Sayın Biray HAMZAOĞULLARI, Karpaz’a 44 yılda sadece bir dahiliye doktoru gönderildiğine göre demek ki bölge vekilleri de görevlerinin hakkını tam olarak veremiyorlar demektir. Bir araya gelip ortak bir kara çıkartın deriz…

Sayın Tufan ERHÜRMAN, Personel Dairesi’nin kamu işyerlerini denetleyip kaytaran personeli belirlemesi gayet yerinde bir icraat ama artık vatandaşa bu yetmiyor ve kesinlikle kelle alınmasını istiyor. Bilesiniz istedik!

Sayın Mehmet HASGÜLER, bundan böyle KKTC üniversitelerinde Kıbrıs Türk tarihinin ve kültürünün ders olarak okutulacağı haberi dünkü günün en önemli ve sevindirici haberiydi. Böyle bir kurala vesile olduğunuz içir gönülden kutlarız…

Sayın Kemal DÜRÜST, yanınızda çalışan ve atış alanında evlatlarını kaybeden acılı ailenin tüm ihtiyaçlarını karşılayarak büyük hayır duası aldınız. Giden evlat bir daha geri gelmeyecekse de en azından insanlık kaybetmedi, tebrik ederiz…

Sayın Günay ÇERKEZ, halen mahkemede olan bir konunun yıllar sonra yeniden gündeme getirilmesinin ardında acaba hangi nedenler yatıyor dersiniz.
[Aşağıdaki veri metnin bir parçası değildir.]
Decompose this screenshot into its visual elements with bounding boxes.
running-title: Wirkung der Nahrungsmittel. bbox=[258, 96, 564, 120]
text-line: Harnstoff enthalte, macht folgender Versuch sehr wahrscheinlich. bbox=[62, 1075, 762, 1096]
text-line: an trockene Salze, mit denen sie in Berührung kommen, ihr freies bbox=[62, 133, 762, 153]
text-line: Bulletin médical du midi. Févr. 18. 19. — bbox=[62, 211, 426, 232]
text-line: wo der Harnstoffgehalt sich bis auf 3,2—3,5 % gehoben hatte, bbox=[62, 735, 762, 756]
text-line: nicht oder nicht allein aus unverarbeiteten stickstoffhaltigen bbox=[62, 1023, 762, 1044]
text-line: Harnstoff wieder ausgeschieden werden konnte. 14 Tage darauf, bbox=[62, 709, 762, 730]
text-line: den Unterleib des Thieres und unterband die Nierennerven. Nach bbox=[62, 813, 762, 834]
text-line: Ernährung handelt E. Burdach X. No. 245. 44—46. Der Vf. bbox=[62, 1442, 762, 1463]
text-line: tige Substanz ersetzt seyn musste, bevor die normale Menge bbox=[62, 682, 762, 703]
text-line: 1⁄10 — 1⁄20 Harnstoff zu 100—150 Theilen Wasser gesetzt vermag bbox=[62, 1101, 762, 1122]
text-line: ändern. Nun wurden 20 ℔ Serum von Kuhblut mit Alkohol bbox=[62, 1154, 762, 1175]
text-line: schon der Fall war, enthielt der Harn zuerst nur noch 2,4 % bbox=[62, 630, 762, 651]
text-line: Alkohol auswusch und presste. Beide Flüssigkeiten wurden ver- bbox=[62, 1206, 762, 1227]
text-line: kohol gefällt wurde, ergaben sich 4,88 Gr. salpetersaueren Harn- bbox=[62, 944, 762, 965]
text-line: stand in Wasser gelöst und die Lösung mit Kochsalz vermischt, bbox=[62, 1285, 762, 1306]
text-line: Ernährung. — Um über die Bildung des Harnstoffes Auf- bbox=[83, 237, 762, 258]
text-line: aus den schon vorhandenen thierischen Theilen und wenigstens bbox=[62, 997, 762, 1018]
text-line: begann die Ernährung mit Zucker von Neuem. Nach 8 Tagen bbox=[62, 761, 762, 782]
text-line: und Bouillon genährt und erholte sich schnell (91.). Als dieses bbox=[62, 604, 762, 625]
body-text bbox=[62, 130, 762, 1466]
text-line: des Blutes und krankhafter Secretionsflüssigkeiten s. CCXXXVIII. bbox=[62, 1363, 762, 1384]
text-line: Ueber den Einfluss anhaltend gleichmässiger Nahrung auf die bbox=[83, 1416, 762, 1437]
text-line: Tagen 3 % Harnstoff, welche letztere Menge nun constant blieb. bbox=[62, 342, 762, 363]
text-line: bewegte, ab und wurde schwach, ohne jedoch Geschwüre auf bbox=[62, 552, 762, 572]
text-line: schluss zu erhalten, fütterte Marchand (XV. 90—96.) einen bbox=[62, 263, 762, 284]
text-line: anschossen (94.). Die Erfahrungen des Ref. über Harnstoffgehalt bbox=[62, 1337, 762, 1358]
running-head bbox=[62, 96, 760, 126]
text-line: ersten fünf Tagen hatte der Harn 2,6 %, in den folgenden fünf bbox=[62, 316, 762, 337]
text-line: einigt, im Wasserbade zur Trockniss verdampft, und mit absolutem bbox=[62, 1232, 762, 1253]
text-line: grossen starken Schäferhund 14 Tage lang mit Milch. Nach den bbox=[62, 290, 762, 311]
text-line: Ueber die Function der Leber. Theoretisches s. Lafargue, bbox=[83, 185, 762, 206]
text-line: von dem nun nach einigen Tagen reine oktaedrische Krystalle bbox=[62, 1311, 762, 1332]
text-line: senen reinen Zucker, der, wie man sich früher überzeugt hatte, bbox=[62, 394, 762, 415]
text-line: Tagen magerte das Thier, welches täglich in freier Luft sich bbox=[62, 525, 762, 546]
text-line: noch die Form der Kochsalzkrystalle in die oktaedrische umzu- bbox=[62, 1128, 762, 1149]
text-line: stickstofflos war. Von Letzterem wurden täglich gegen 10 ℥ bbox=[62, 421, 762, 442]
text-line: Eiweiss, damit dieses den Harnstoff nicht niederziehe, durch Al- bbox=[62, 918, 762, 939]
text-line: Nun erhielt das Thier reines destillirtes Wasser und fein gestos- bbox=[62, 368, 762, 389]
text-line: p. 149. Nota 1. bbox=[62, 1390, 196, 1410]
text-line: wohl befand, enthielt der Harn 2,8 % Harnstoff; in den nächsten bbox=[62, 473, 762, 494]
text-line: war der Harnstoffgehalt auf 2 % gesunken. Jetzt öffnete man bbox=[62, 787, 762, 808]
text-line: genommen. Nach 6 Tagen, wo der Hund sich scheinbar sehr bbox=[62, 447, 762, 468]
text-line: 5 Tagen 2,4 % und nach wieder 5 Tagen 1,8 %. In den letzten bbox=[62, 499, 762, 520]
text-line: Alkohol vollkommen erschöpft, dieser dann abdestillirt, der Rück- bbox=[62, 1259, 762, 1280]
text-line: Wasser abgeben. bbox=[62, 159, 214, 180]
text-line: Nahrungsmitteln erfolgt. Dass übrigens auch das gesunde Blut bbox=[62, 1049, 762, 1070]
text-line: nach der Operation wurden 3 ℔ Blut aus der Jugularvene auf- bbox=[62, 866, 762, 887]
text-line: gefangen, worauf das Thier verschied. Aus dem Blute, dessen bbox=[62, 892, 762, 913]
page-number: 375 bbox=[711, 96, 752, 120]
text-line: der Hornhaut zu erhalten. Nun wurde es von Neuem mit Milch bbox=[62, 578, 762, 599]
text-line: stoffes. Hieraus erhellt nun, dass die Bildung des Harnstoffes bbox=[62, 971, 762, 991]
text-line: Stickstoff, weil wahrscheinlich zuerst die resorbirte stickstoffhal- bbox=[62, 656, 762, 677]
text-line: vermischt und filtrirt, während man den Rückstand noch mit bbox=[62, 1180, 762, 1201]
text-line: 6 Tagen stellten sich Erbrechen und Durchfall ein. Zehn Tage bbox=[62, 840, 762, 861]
Bu ülkeye yatırım yapanlar ve çalıp çırpmayanlar nedense bir türlü sevilmiyor desenize!

Sayın Kudret ÖZERSAY, sel mağdurları için parti olarak yaptığınız yardım miktarı belli ki bazılarına az geldi ve ine çıngar çıkarmaya başladılar! Bir sorun bakalım eleştiri yağmuru yapanlar bu konuda ne kadar cömert oldular!

Sayın Özdil NAMİ, Kıb-Tek konusunda parti içinde ciddi bir muhalefet oluşturulduğunuzu biliyor muydunuz? Bu arada Cumhurbaşkanlığı seçimlerinde bu kez aday adayı olup olmayacağınız da tartışılmaya başlandı, hadi bakalım hayırlısı artık…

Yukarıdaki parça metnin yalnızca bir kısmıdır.